Ranking on IMDb Top 250: #175
Year: 2009
Director: Juan Jose Campanella
Starring: Ricardo Darin and Soledad Villamil
This post is probably going to be a little weird. The Secret in Their Eyes just came out on DVD yesterday, so I'm reviewing it for Weekend, the entertainment section in the Indiana Daily Student – and that is a shameless plug, by the way. The thing is, that review has to be 125-175 words, and my blogs usually run upwards of 500. So to save myself from too much rewriting, what follows on this post may see me exercising more brevity than I usually do for Twohundredfifty.
The Secret in Their Eyes became a familiar name to American film lovers during Oscar season earlier this year, when it garnered a nomination for Best Foreign Film – an award it would eventually win.
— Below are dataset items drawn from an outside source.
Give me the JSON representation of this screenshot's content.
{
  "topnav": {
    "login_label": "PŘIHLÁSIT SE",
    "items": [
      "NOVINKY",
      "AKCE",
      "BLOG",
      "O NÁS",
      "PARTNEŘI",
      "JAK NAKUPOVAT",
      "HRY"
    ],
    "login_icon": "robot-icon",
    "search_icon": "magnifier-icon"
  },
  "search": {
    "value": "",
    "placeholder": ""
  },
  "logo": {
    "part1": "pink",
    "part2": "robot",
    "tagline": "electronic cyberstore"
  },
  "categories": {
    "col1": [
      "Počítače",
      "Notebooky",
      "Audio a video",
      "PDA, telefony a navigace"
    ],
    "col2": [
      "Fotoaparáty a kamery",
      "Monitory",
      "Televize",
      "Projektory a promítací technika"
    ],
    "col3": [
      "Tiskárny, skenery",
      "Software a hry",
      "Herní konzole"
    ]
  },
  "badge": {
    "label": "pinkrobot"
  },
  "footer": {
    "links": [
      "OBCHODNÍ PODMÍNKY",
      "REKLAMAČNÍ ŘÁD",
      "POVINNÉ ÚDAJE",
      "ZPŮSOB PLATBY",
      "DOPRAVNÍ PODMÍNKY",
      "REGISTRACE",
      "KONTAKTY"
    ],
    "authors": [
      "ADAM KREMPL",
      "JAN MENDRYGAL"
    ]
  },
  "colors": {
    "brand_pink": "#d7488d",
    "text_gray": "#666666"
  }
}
The Argentinian film is the story of a vigilant federal justice agent played by Ricardo Darin who, along with his alcoholic best friend and a beautiful young lawyer, sets out to convict a man accused of the rape and murder of a young woman. They catch him and get him to confess to the crimes, but he slips through their fingers and is freed. He masterminds the murder of Darin's drunk friend, and drops off the map. Or so we think. In the film's penultimate scene, there's a brilliant twist that changes everything. It kind of feels like something you should have seen coming, but I definitely didn't. All of the performances are spot on, and director Juan Jose Campanella shines in familiar territory – he has directed a number of episodes of Law & Order: Special Victims Unit, a show which The Secret in Their Eyes is essentially an extended, Spanish language episode of. That's not a slight against it, though; the film clearly earned its Oscar. Through tense dialogue and claustrophobic camerawork the gravity that the movie's central crime holds for all of its characters is made abundantly clear, and every scene is important. If there was a film more deserving of the Best Foreign Film Oscar this year, I haven't seen it.
The Good: With a movie this straightforward, you wouldn't really expect a big twist at the ending. And yet this movie has one, and it sends the movie through the stratosphere. Well played, Mr. Campanella.
The Bad: I totally went over 175 words on this review, so now I have a little extra work to do this week. That's more of a personal problem than a problem with the movie. I'm not sure the movie had any problems, or if it did, I didn't catch them. Great, great film.
The Skinny: I like it at #175. If I was going to arbitrarily name a place on the list to put it, I probably would name #175.